Based on the preliminary cytotoxicity test results, the main study was performed with 0.3125, 0.625, 1.25, 2.5 and 5 mg/plate concentrations. Trial I was performed according to the preincubation method using the strains TA98, TA100, TA102, TA1535, and TA1537, both in the presence (30 % v/v S9 mix) and absence of a metabolic activation system. The Test Item, together with the vehicle and the positive control were tested in triplicates. The Test Item doses were selected using concentration spacing factor of 2. No increase in the number of revertant colonies or diminution of the background lawn was observed up to the highest concentration of 5 mg/plate, either in the presence (30 % v/v S9 mix) or absence of metabolic activation when compared to the vehicle control data. Trial II was performed to confirm the negative results observed in Trial I with 0.0501,0.1585, 0.5007, 1.5823 and 5 mg/plate concentrations. Trial II was conducted according to the preincubation method using the tester strains TA98, TA100, TA102, TA1535, and TA1537, both in the presence (30 % v/v S9 mix) and absence of a metabolic activation system. The Test Item, together with the vehicle, negative and positive controls, was tested in all the tester strains in triplicates. The Test Item doses were selected using concentration spacing factor of half log (√10). No increase in the number of revertant colonies or inhibition of the background lawn up to the highest concentration of 5 mg/plate, either in the presence (30 % v/v S9 mix) or absence of metabolic activation, when compared to the vehicle control.

The numbers of revertant colonies of the vehicle (spontaneous revertant colonies) and positive controls (induced revertant colonies) of all the tester strains were within the range of historical data of the laboratory. The positive controls used in the study produced significant increases in the mean number of revertant colonies under both activated and non-activated conditions in all tester strains when compared to the control data confirming the validity of the mutagenicity test.

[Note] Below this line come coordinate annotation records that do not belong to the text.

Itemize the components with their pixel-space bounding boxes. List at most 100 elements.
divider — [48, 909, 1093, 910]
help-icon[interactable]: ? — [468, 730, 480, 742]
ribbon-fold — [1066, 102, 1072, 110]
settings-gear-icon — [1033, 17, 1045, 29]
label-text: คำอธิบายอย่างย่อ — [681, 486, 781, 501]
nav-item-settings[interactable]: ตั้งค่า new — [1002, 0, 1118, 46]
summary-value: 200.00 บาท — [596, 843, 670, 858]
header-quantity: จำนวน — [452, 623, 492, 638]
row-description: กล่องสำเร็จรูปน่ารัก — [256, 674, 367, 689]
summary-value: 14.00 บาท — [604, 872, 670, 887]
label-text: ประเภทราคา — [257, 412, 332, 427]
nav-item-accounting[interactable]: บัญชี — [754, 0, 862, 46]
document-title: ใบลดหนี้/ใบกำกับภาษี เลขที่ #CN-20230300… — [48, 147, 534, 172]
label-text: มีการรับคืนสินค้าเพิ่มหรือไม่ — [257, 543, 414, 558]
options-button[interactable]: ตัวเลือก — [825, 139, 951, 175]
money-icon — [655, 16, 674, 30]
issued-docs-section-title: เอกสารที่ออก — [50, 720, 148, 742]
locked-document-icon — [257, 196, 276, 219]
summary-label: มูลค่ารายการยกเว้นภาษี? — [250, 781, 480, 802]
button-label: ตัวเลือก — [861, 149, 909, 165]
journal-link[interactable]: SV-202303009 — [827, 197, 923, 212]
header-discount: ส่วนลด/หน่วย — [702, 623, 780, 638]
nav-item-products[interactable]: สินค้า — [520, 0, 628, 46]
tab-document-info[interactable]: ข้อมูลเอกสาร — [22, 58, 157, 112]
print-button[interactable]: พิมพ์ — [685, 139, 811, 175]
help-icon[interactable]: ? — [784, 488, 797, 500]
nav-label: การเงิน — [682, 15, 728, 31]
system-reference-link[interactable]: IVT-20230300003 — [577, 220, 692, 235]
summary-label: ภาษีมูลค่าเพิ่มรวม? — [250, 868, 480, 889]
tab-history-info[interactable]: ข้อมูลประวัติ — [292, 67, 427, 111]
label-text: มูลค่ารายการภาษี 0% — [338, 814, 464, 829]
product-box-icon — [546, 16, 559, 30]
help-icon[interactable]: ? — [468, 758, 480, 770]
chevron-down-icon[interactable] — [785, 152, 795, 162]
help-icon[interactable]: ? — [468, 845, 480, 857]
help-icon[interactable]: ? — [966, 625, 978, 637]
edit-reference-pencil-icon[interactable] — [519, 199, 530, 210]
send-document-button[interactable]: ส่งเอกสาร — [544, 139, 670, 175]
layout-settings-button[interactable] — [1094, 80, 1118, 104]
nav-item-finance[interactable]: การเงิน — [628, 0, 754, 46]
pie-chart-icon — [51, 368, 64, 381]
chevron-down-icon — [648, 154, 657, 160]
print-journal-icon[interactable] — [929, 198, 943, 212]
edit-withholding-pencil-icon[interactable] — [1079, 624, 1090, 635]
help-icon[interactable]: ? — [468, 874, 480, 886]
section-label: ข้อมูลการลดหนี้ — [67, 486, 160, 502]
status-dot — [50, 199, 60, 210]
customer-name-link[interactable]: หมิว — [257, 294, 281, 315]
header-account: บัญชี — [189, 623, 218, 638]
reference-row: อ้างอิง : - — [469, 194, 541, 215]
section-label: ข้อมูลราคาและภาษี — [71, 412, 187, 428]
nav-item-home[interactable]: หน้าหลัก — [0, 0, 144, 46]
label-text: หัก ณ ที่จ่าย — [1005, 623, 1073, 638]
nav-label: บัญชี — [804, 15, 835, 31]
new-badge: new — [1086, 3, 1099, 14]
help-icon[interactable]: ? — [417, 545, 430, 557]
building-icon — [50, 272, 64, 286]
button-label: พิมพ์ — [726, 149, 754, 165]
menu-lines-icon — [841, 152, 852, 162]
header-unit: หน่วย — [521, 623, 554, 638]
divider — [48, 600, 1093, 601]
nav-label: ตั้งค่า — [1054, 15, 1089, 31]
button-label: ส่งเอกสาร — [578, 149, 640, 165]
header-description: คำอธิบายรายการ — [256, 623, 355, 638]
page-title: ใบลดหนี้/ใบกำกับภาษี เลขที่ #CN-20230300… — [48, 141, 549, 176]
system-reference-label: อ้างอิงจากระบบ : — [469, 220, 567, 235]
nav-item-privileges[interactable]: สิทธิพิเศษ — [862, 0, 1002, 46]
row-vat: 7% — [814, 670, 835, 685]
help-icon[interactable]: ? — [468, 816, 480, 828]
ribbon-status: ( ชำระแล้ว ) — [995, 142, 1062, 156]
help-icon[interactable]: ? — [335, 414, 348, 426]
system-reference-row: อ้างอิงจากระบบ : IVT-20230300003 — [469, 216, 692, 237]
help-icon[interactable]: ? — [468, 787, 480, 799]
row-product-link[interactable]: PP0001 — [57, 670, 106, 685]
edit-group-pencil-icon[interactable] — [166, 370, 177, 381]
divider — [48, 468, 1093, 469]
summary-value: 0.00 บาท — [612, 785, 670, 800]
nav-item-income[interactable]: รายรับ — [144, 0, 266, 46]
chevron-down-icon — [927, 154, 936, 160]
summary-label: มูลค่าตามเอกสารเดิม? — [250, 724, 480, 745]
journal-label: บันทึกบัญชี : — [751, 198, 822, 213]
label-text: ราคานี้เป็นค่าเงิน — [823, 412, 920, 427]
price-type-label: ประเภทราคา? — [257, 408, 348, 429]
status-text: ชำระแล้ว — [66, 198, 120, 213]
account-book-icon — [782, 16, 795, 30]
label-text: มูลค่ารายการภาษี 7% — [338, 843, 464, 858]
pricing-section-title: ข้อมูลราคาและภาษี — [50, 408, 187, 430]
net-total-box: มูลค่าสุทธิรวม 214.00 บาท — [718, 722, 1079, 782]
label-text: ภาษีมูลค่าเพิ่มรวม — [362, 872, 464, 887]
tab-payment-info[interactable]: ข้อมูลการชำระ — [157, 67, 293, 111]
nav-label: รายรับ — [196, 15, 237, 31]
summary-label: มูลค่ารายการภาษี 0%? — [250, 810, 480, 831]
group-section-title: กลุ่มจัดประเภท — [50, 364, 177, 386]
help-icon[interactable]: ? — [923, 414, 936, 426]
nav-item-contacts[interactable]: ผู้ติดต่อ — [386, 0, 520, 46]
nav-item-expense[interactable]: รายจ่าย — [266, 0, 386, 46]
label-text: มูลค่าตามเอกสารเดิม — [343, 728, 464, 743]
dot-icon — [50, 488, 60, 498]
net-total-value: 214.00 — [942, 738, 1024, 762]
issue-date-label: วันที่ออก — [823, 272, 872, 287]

Based on the results of this study, it is concluded that the test chemicalis non-mutagenic as it does not induce (point) gene mutations in the histidine operon by base-pair changes or frameshifts, in the presence or the absence of 30% v/v S9 metabolic activation system, in any of the five tester strains of Salmonella typhimurium (TA1537, TA1535, TA98, TA100 and TA102) as per the study performed by Ames assay (OECD guideline no. 471) with Prival modification and hence it is not likely to classify as a gene mutant in vitro

 

 

Justification for classification or non-classification

From the experimental data available, it can be concluded that the target chemical does not induce gene mutation in the histidine operon by base-pair changes or frameshifts, in the presence or the absence of metabolic activation system as per the study performed by Ames assay (OECD guideline no. 471) with Prival modification. Hence the target chemical is likely to be non-mutagenic in vitro as per the criteria mentioned in CLP regulation.